Fourth, Dr. Zaloga testified that he looked for a drug that could cause acute hypertension. He explained that frequently physicians find use of cocaine or other amphetamines capable of influencing blood pressure in this manner. He stated that PPA falls within this class of drugs. He stated that the evidence he had been given showed that Bryan was using Dexatrim, was not using other drugs of this type, and that Bryan’s symptoms prior to the fall and subsequent medical tests were consistent with a drug-induced bleed.16
[978]*978Dr. Zaloga also testified that he ranked spontaneous intercerebral bleeds and a bleed occurring secondary to the fall below drug-related bleeds in his differential diagnosis. He stated that if he were to compare in probabilities the likelihood of these causes with a drug-related cause, his opinion was that it was 80% likely that the bleed was caused by Dexatrim; 15% likely it was related to the fall; and 5% likely that it was related to other undiagnosed conditions. (Depo.Tr. at 209-10). He explained that his opinion was based on evidence which showed that Bryan’s symptoms and clinical state were consistent with a leaking vessel in the brain, that the timing of the injury was consistent with the pharmacokinetics and physiological effects of the drug,17 that no other evidence showed that he had slipped and fallen, and that there was no other medical evidence to explain the fall or fainting.

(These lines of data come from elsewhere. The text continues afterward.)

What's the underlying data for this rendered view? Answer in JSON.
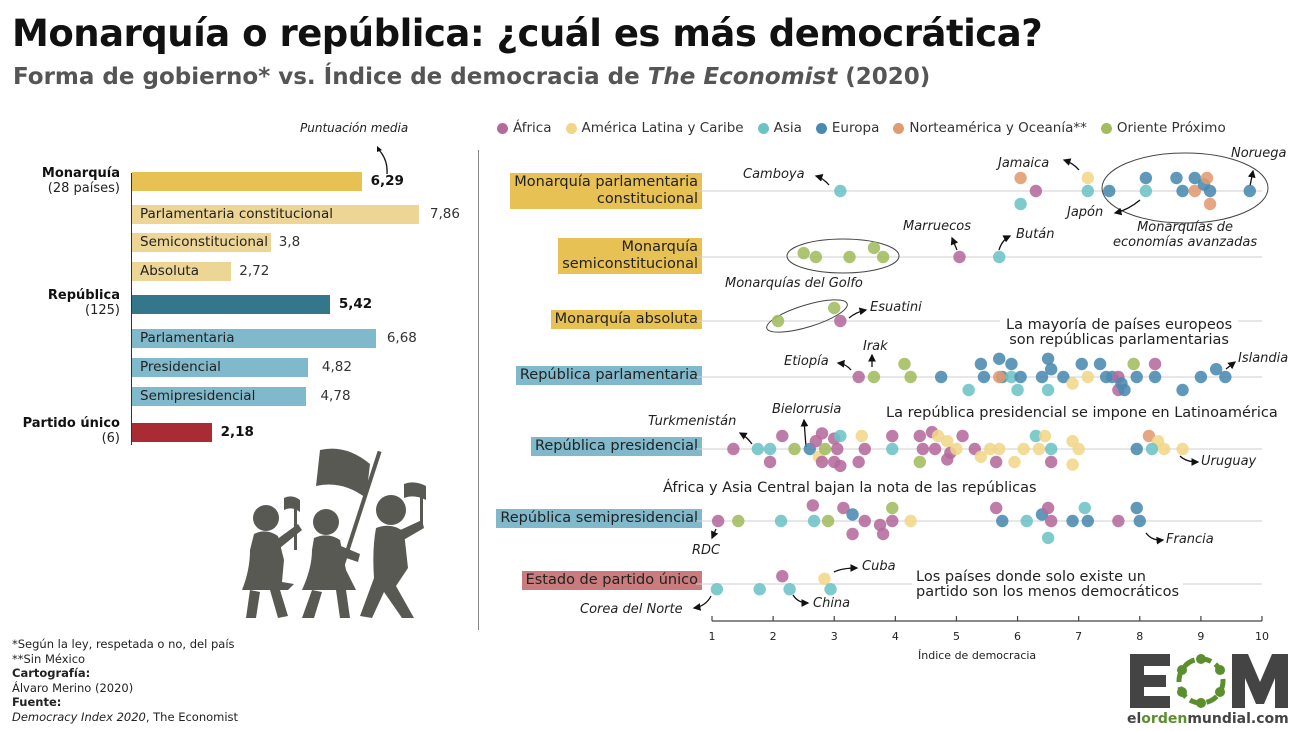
{
  "title": "Monarquía o república: ¿cuál es más democrática?",
  "subtitle": {
    "prefix": "Forma de gobierno* vs. Índice de democracia de ",
    "italic": "The Economist",
    "suffix": " (2020)"
  },
  "colors": {
    "africa": "#b56a9c",
    "latam": "#f1d68a",
    "asia": "#6cc3c5",
    "europa": "#4a8ab0",
    "norteamerica": "#e29a70",
    "oriente": "#a2bc5e",
    "monarchy_main": "#e8c154",
    "monarchy_sub": "#ecd595",
    "republic_main": "#35778a",
    "republic_sub": "#80b9cb",
    "single_party": "#a92c34",
    "single_party_label": "#c97b7d"
  },
  "bar_panel": {
    "annotation": "Puntuación media",
    "groups": [
      {
        "name": "Monarquía",
        "count": "(28 países)"
      },
      {
        "name": "República",
        "count": "(125)"
      },
      {
        "name": "Partido único",
        "count": "(6)"
      }
    ]
  },
  "legend": [
    {
      "key": "africa",
      "label": "África"
    },
    {
      "key": "latam",
      "label": "América Latina y Caribe"
    },
    {
      "key": "asia",
      "label": "Asia"
    },
    {
      "key": "europa",
      "label": "Europa"
    },
    {
      "key": "norteamerica",
      "label": "Norteamérica y Oceanía**"
    },
    {
      "key": "oriente",
      "label": "Oriente Próximo"
    }
  ],
  "row_labels": [
    {
      "line1": "Monarquía parlamentaria",
      "line2": "constitucional"
    },
    {
      "line1": "Monarquía",
      "line2": "semiconstitucional"
    },
    {
      "line1": "Monarquía absoluta",
      "line2": ""
    },
    {
      "line1": "República parlamentaria",
      "line2": ""
    },
    {
      "line1": "República presidencial",
      "line2": ""
    },
    {
      "line1": "República semipresidencial",
      "line2": ""
    },
    {
      "line1": "Estado de partido único",
      "line2": ""
    }
  ],
  "notes": {
    "europe": [
      "La mayoría de países europeos",
      "son repúblicas parlamentarias"
    ],
    "latam": "La república presidencial se impone en Latinoamérica",
    "africa_asia": "África y Asia Central bajan la nota de las repúblicas",
    "single": [
      "Los países donde solo existe un",
      "partido son los menos democráticos"
    ]
  },
  "annotations": {
    "camboya": "Camboya",
    "jamaica": "Jamaica",
    "noruega": "Noruega",
    "japon": "Japón",
    "avanzadas": [
      "Monarquías de",
      "economías avanzadas"
    ],
    "marruecos": "Marruecos",
    "butan": "Bután",
    "golfo": "Monarquías del Golfo",
    "esuatini": "Esuatini",
    "etiopia": "Etiopía",
    "irak": "Irak",
    "islandia": "Islandia",
    "turkmenistan": "Turkmenistán",
    "bielorrusia": "Bielorrusia",
    "uruguay": "Uruguay",
    "rdc": "RDC",
    "francia": "Francia",
    "cuba": "Cuba",
    "china": "China",
    "corea": "Corea del Norte"
  },
  "footer": {
    "note1": "*Según la ley, respetada o no, del país",
    "note2": "**Sin México",
    "carto_label": "Cartografía:",
    "carto_value": "Álvaro Merino (2020)",
    "source_label": "Fuente:",
    "source_italic": "Democracy Index 2020",
    "source_rest": ", The Economist"
  },
  "logo": {
    "letters": [
      "E",
      "M"
    ],
    "url_prefix": "el",
    "url_mid": "orden",
    "url_suffix": "mundial.com"
  },
  "chart_data": [
    {
      "type": "bar",
      "title": "Puntuación media",
      "categories": [
        "Monarquía",
        "Parlamentaria constitucional",
        "Semiconstitucional",
        "Absoluta",
        "República",
        "Parlamentaria",
        "Presidencial",
        "Semipresidencial",
        "Partido único"
      ],
      "values": [
        6.29,
        7.86,
        3.8,
        2.72,
        5.42,
        6.68,
        4.82,
        4.78,
        2.18
      ],
      "value_labels": [
        "6,29",
        "7,86",
        "3,8",
        "2,72",
        "5,42",
        "6,68",
        "4,82",
        "4,78",
        "2,18"
      ],
      "kinds": [
        "main",
        "sub",
        "sub",
        "sub",
        "main",
        "sub",
        "sub",
        "sub",
        "main"
      ],
      "families": [
        "monarchy",
        "monarchy",
        "monarchy",
        "monarchy",
        "republic",
        "republic",
        "republic",
        "republic",
        "single"
      ],
      "xlim": [
        0,
        10
      ]
    },
    {
      "type": "scatter",
      "title": "Índice de democracia por forma de gobierno",
      "xlabel": "Índice de democracia",
      "xlim": [
        1,
        10
      ],
      "xticks": [
        1,
        2,
        3,
        4,
        5,
        6,
        7,
        8,
        9,
        10
      ],
      "rows": [
        {
          "name": "Monarquía parlamentaria constitucional",
          "points": [
            [
              3.1,
              "asia",
              0
            ],
            [
              6.05,
              "norteamerica",
              -1
            ],
            [
              6.3,
              "africa",
              0
            ],
            [
              6.05,
              "asia",
              1
            ],
            [
              7.15,
              "latam",
              -1
            ],
            [
              7.15,
              "asia",
              0
            ],
            [
              7.5,
              "europa",
              0
            ],
            [
              8.1,
              "asia",
              0
            ],
            [
              8.1,
              "europa",
              -1
            ],
            [
              8.6,
              "europa",
              -1
            ],
            [
              8.7,
              "europa",
              0
            ],
            [
              8.9,
              "europa",
              -1
            ],
            [
              8.9,
              "norteamerica",
              0
            ],
            [
              9.05,
              "europa",
              -0.5
            ],
            [
              9.1,
              "norteamerica",
              -1
            ],
            [
              9.15,
              "europa",
              0
            ],
            [
              9.15,
              "norteamerica",
              1
            ],
            [
              9.8,
              "europa",
              0
            ]
          ]
        },
        {
          "name": "Monarquía semiconstitucional",
          "points": [
            [
              2.5,
              "oriente",
              -0.3
            ],
            [
              2.7,
              "oriente",
              0
            ],
            [
              3.25,
              "oriente",
              0
            ],
            [
              3.65,
              "oriente",
              -0.7
            ],
            [
              3.8,
              "oriente",
              0
            ],
            [
              5.05,
              "africa",
              0
            ],
            [
              5.7,
              "asia",
              0
            ]
          ]
        },
        {
          "name": "Monarquía absoluta",
          "points": [
            [
              2.08,
              "oriente",
              0
            ],
            [
              3.0,
              "oriente",
              -1
            ],
            [
              3.1,
              "africa",
              0
            ]
          ]
        },
        {
          "name": "República parlamentaria",
          "points": [
            [
              3.4,
              "africa",
              0
            ],
            [
              3.65,
              "oriente",
              0
            ],
            [
              4.15,
              "oriente",
              -1
            ],
            [
              4.25,
              "oriente",
              0
            ],
            [
              4.75,
              "europa",
              0
            ],
            [
              5.2,
              "asia",
              1
            ],
            [
              5.4,
              "europa",
              -1
            ],
            [
              5.45,
              "europa",
              0
            ],
            [
              5.7,
              "europa",
              -1.4
            ],
            [
              5.75,
              "europa",
              0
            ],
            [
              5.7,
              "norteamerica",
              0
            ],
            [
              5.9,
              "europa",
              -1
            ],
            [
              5.9,
              "asia",
              0
            ],
            [
              6.0,
              "asia",
              1
            ],
            [
              6.05,
              "europa",
              0
            ],
            [
              6.4,
              "europa",
              0
            ],
            [
              6.5,
              "europa",
              -1.4
            ],
            [
              6.55,
              "europa",
              -0.6
            ],
            [
              6.5,
              "asia",
              1
            ],
            [
              6.75,
              "europa",
              0
            ],
            [
              6.9,
              "latam",
              0.5
            ],
            [
              7.15,
              "latam",
              0
            ],
            [
              7.05,
              "europa",
              -1
            ],
            [
              7.35,
              "europa",
              -1
            ],
            [
              7.45,
              "europa",
              0
            ],
            [
              7.65,
              "africa",
              1
            ],
            [
              7.55,
              "europa",
              0
            ],
            [
              7.65,
              "africa",
              0
            ],
            [
              7.7,
              "europa",
              0.5
            ],
            [
              7.75,
              "europa",
              1
            ],
            [
              7.9,
              "oriente",
              -1
            ],
            [
              7.95,
              "europa",
              0
            ],
            [
              8.25,
              "africa",
              -1
            ],
            [
              8.25,
              "europa",
              0
            ],
            [
              8.7,
              "europa",
              1
            ],
            [
              9.0,
              "europa",
              0
            ],
            [
              9.25,
              "europa",
              -0.6
            ],
            [
              9.4,
              "europa",
              0
            ]
          ]
        },
        {
          "name": "República presidencial",
          "points": [
            [
              1.35,
              "africa",
              0
            ],
            [
              1.75,
              "asia",
              0
            ],
            [
              1.95,
              "asia",
              0
            ],
            [
              1.95,
              "africa",
              1
            ],
            [
              2.15,
              "africa",
              -1
            ],
            [
              2.35,
              "oriente",
              0
            ],
            [
              2.6,
              "europa",
              0
            ],
            [
              2.7,
              "africa",
              -0.6
            ],
            [
              2.75,
              "latam",
              0.6
            ],
            [
              2.85,
              "oriente",
              0
            ],
            [
              2.8,
              "africa",
              -1.2
            ],
            [
              2.8,
              "africa",
              1
            ],
            [
              3.0,
              "africa",
              -0.8
            ],
            [
              3.05,
              "africa",
              0
            ],
            [
              3.1,
              "asia",
              -1
            ],
            [
              3.0,
              "africa",
              1
            ],
            [
              3.1,
              "africa",
              1.3
            ],
            [
              3.45,
              "latam",
              -1
            ],
            [
              3.5,
              "africa",
              0
            ],
            [
              3.4,
              "africa",
              1
            ],
            [
              3.95,
              "africa",
              -1
            ],
            [
              3.95,
              "asia",
              0
            ],
            [
              4.4,
              "africa",
              -1
            ],
            [
              4.4,
              "oriente",
              1
            ],
            [
              4.45,
              "africa",
              0
            ],
            [
              4.6,
              "africa",
              -1.3
            ],
            [
              4.85,
              "latam",
              -0.6
            ],
            [
              4.7,
              "latam",
              -1
            ],
            [
              4.9,
              "africa",
              0.3
            ],
            [
              4.65,
              "africa",
              0
            ],
            [
              4.85,
              "africa",
              0.8
            ],
            [
              5.0,
              "latam",
              0
            ],
            [
              5.1,
              "africa",
              -1
            ],
            [
              5.3,
              "africa",
              0
            ],
            [
              5.4,
              "latam",
              0.6
            ],
            [
              5.55,
              "latam",
              0
            ],
            [
              5.7,
              "latam",
              0
            ],
            [
              5.65,
              "africa",
              1
            ],
            [
              5.95,
              "latam",
              1
            ],
            [
              6.1,
              "latam",
              0
            ],
            [
              6.3,
              "asia",
              -1
            ],
            [
              6.45,
              "latam",
              -1
            ],
            [
              6.35,
              "latam",
              0
            ],
            [
              6.55,
              "asia",
              0
            ],
            [
              6.55,
              "africa",
              1
            ],
            [
              6.9,
              "latam",
              -0.6
            ],
            [
              7.0,
              "latam",
              0
            ],
            [
              6.9,
              "latam",
              1.2
            ],
            [
              7.95,
              "europa",
              0
            ],
            [
              8.15,
              "norteamerica",
              -1
            ],
            [
              8.3,
              "latam",
              -0.6
            ],
            [
              8.2,
              "asia",
              0
            ],
            [
              8.4,
              "latam",
              0
            ],
            [
              8.7,
              "latam",
              0
            ]
          ]
        },
        {
          "name": "República semipresidencial",
          "points": [
            [
              1.1,
              "africa",
              0
            ],
            [
              1.43,
              "oriente",
              0
            ],
            [
              2.13,
              "asia",
              0
            ],
            [
              2.65,
              "africa",
              -1.2
            ],
            [
              2.67,
              "asia",
              0
            ],
            [
              2.9,
              "oriente",
              0
            ],
            [
              3.15,
              "africa",
              -1
            ],
            [
              3.3,
              "europa",
              -0.5
            ],
            [
              3.3,
              "africa",
              1
            ],
            [
              3.5,
              "africa",
              0
            ],
            [
              3.75,
              "africa",
              0.3
            ],
            [
              3.8,
              "africa",
              1
            ],
            [
              3.95,
              "oriente",
              -1
            ],
            [
              3.95,
              "africa",
              0
            ],
            [
              4.25,
              "latam",
              0
            ],
            [
              5.65,
              "africa",
              -1
            ],
            [
              5.75,
              "europa",
              0
            ],
            [
              6.15,
              "asia",
              0
            ],
            [
              6.4,
              "europa",
              -0.5
            ],
            [
              6.5,
              "africa",
              -1
            ],
            [
              6.55,
              "africa",
              0
            ],
            [
              6.5,
              "asia",
              1.3
            ],
            [
              6.9,
              "europa",
              0
            ],
            [
              7.1,
              "asia",
              -1
            ],
            [
              7.15,
              "europa",
              0
            ],
            [
              7.65,
              "africa",
              0
            ],
            [
              7.95,
              "europa",
              -1
            ],
            [
              8.0,
              "europa",
              0
            ]
          ]
        },
        {
          "name": "Estado de partido único",
          "points": [
            [
              1.08,
              "asia",
              0.4
            ],
            [
              1.78,
              "asia",
              0.4
            ],
            [
              2.15,
              "africa",
              -0.6
            ],
            [
              2.27,
              "asia",
              0.4
            ],
            [
              2.84,
              "latam",
              -0.4
            ],
            [
              2.94,
              "asia",
              0.4
            ]
          ]
        }
      ]
    }
  ]
}
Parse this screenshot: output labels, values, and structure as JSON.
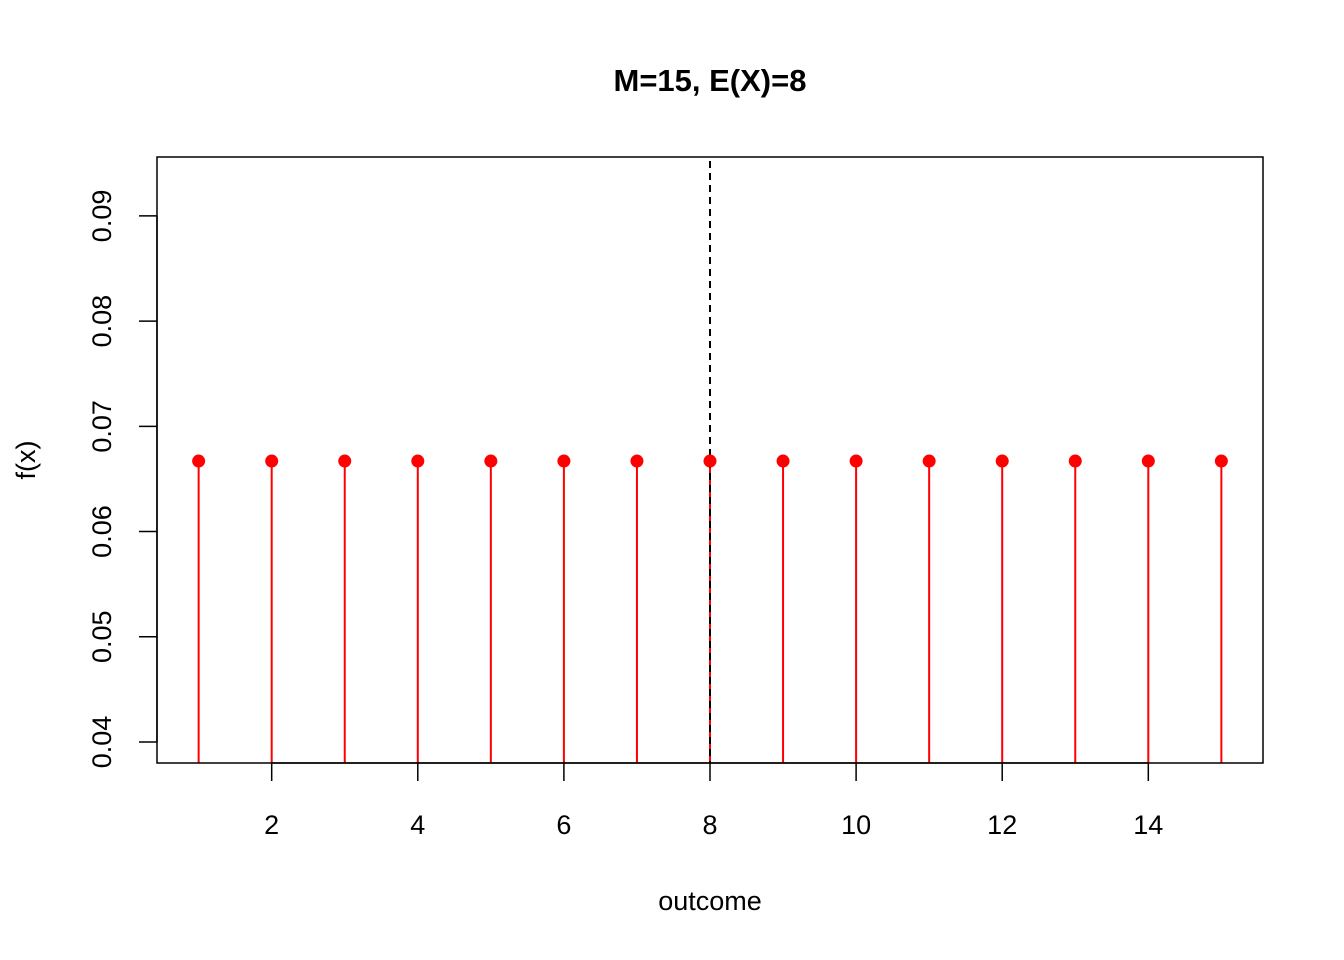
{
  "chart_data": {
    "type": "stem",
    "title": "M=15, E(X)=8",
    "xlabel": "outcome",
    "ylabel": "f(x)",
    "xlim": [
      0.43,
      15.57
    ],
    "ylim": [
      0.038,
      0.0956
    ],
    "xticks": [
      2,
      4,
      6,
      8,
      10,
      12,
      14
    ],
    "xtick_labels": [
      "2",
      "4",
      "6",
      "8",
      "10",
      "12",
      "14"
    ],
    "yticks": [
      0.04,
      0.05,
      0.06,
      0.07,
      0.08,
      0.09
    ],
    "ytick_labels": [
      "0.04",
      "0.05",
      "0.06",
      "0.07",
      "0.08",
      "0.09"
    ],
    "series": [
      {
        "x": [
          1,
          2,
          3,
          4,
          5,
          6,
          7,
          8,
          9,
          10,
          11,
          12,
          13,
          14,
          15
        ],
        "values": [
          0.0667,
          0.0667,
          0.0667,
          0.0667,
          0.0667,
          0.0667,
          0.0667,
          0.0667,
          0.0667,
          0.0667,
          0.0667,
          0.0667,
          0.0667,
          0.0667,
          0.0667
        ],
        "color": "#ff0000"
      }
    ],
    "reference_line": {
      "x": 8,
      "style": "dashed",
      "color": "#000000"
    },
    "grid": false,
    "legend": "none"
  }
}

We recognize that assigning numerical percentages to an event such as this is inherently difficult. Such figures are educated, reasoned estimates; they cannot be calculated and therefore cannot be argued to be exact.18 However, Dr. Zaloga arrived at these probabilities and his opinion by employing differential diagnosis, a standard diagnostic tool used by medical professionals to diagnose the most likely cause or causes of illness, injury and disease. See Hines v. Consolidated Rail Corp., 926 F.2d 262, 270 n. 6 (3d Cir.1991); Parsons v. Heckler, 739 F.2d 1334, 1337 n. 5 (8th Cir.1984). Dr. Zaloga clearly explained his use of and reasoning under the technique and related the probabilities he estimated to all the facts and circumstances surrounding this incident, including Dexatrim’s ability to cause such incidents, the amount Bryan was assumed to have ingested, Bryan’s symptoms prior to his injuries, and medical evidence for ruling out other potential causes of the bleed.19 We therefore do not find the probability estimates without “logical basis,” as the defendant contends.
Dr. Zaloga’s opinion is backed by medical evidence and explanation and creates material questions of fact as to whether Bryan’s intracerebral bleed was caused by his ingestion of Dexatrim.20
We therefore REVERSE the district court’s grant of summary judgment in favor of the defendant and REMAND the case for further proceedings.